GAN applications in brain tumor growth prediction. (A) GP-GAN architecture for glioma growth prediction. x_gi : generated image at time point i; G_i : generator at time point i; D_i: discriminator at time point i. (B) Growth prediction for subjects with low-grade glioma (left) and high-grade glioma (right) at different time points via GP-GAN. GT: ground truth; Pre: prediction. (C) Schematic of SMIG model.
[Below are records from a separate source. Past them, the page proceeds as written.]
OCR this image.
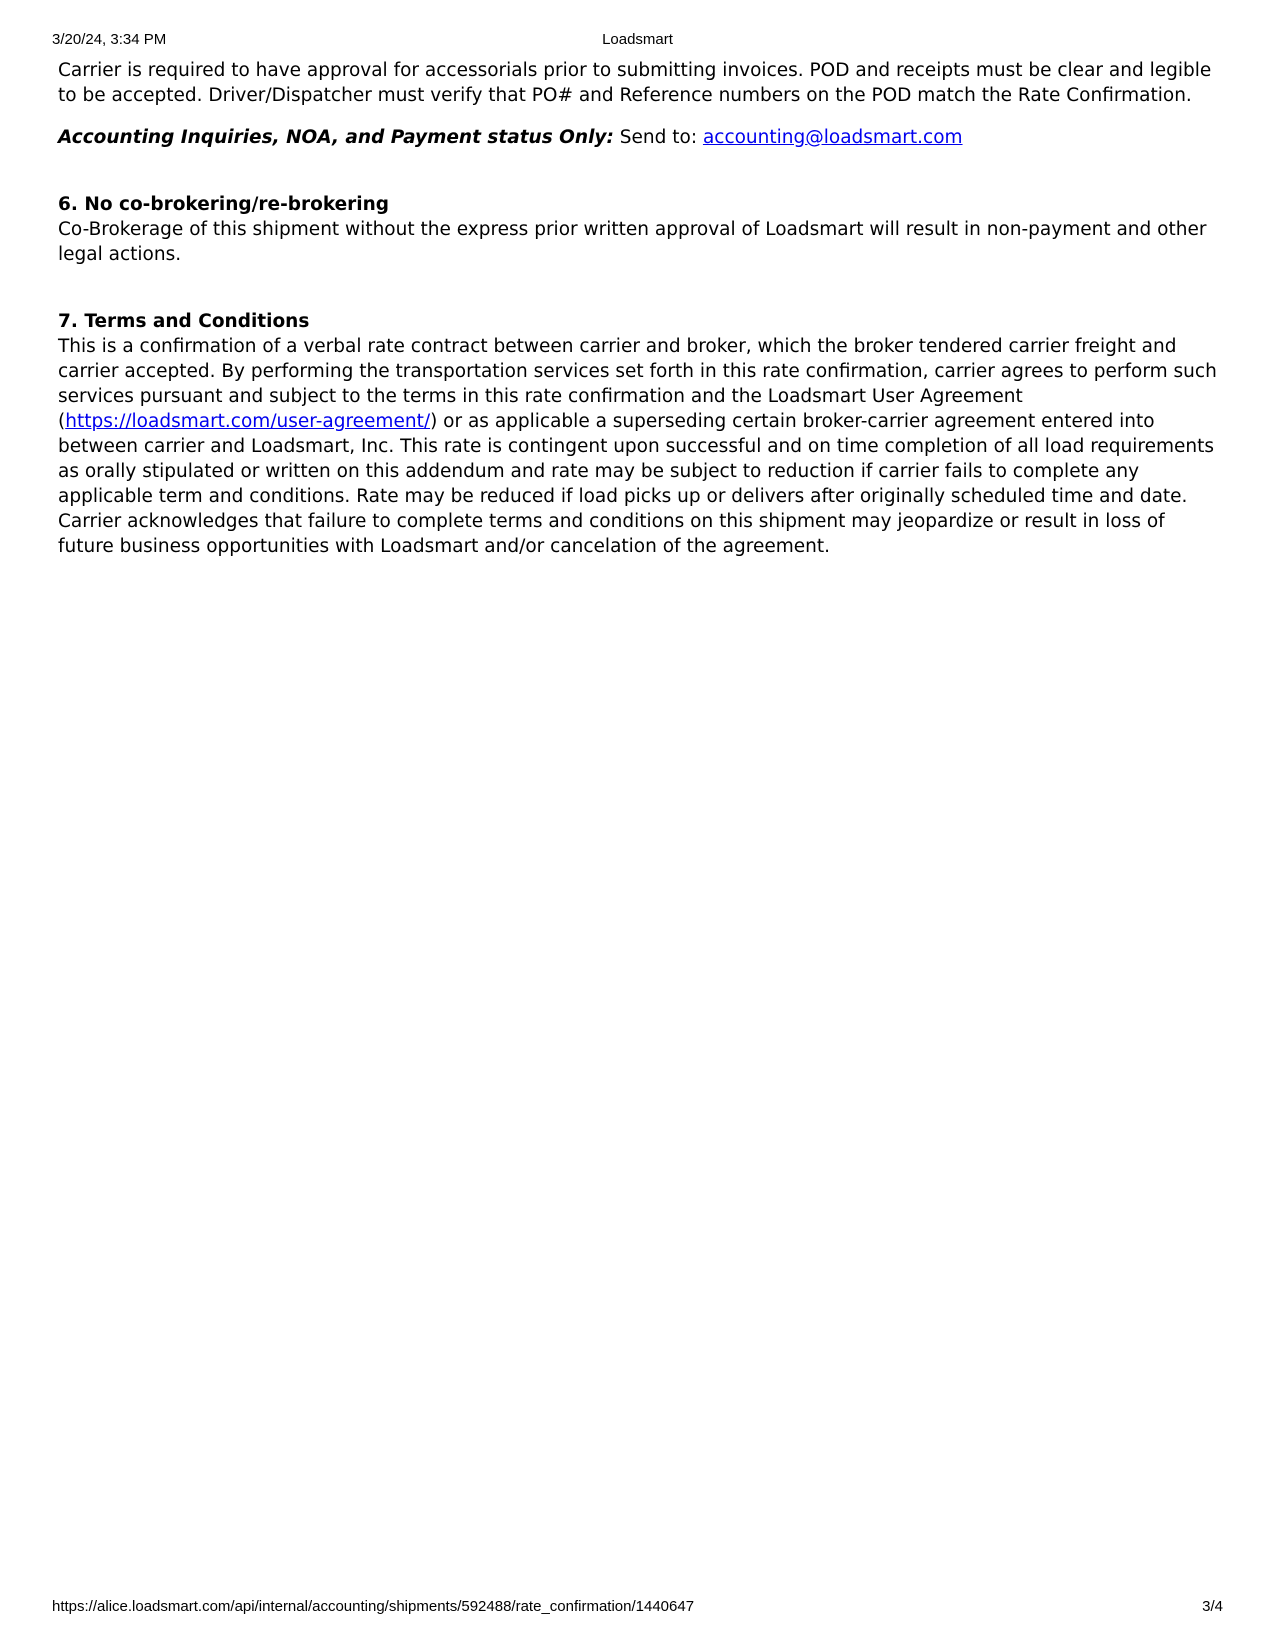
3/20/24, 3:34 PM	Loadsmart

Carrier is required to have approval for accessorials prior to submitting invoices. POD and receipts must be clear and legible to be accepted. Driver/Dispatcher must verify that PO# and Reference numbers on the POD match the Rate Confirmation.

Accounting Inquiries, NOA, and Payment status Only: Send to: accounting@loadsmart.com

6. No co-brokering/re-brokering

Co-Brokerage of this shipment without the express prior written approval of Loadsmart will result in non-payment and other legal actions.

7. Terms and Conditions

This is a confirmation of a verbal rate contract between carrier and broker, which the broker tendered carrier freight and carrier accepted. By performing the transportation services set forth in this rate confirmation, carrier agrees to perform such services pursuant and subject to the terms in this rate confirmation and the Loadsmart User Agreement (https://loadsmart.com/user-agreement/) or as applicable a superseding certain broker-carrier agreement entered into between carrier and Loadsmart, Inc. This rate is contingent upon successful and on time completion of all load requirements as orally stipulated or written on this addendum and rate may be subject to reduction if carrier fails to complete any applicable term and conditions. Rate may be reduced if load picks up or delivers after originally scheduled time and date. Carrier acknowledges that failure to complete terms and conditions on this shipment may jeopardize or result in loss of future business opportunities with Loadsmart and/or cancelation of the agreement.

https://alice.loadsmart.com/api/internal/accounting/shipments/592488/rate_confirmation/1440647	3/4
The model is trained to 1) generate an abnormal brain based on a healthy brain from ADNI dataset and tumor volume from TCIA; 2) change tumor location. x_R : image represents a healthy brain or tumor in real location; x_V : tumor volume provided by TCIA; x_G: generated image; G: generator; D: discriminator. (D) SMIG model applications on single patient images from BraTS dataset. Images are taken and adapted from Elazab et al. (2020), Kamli et al. (2020).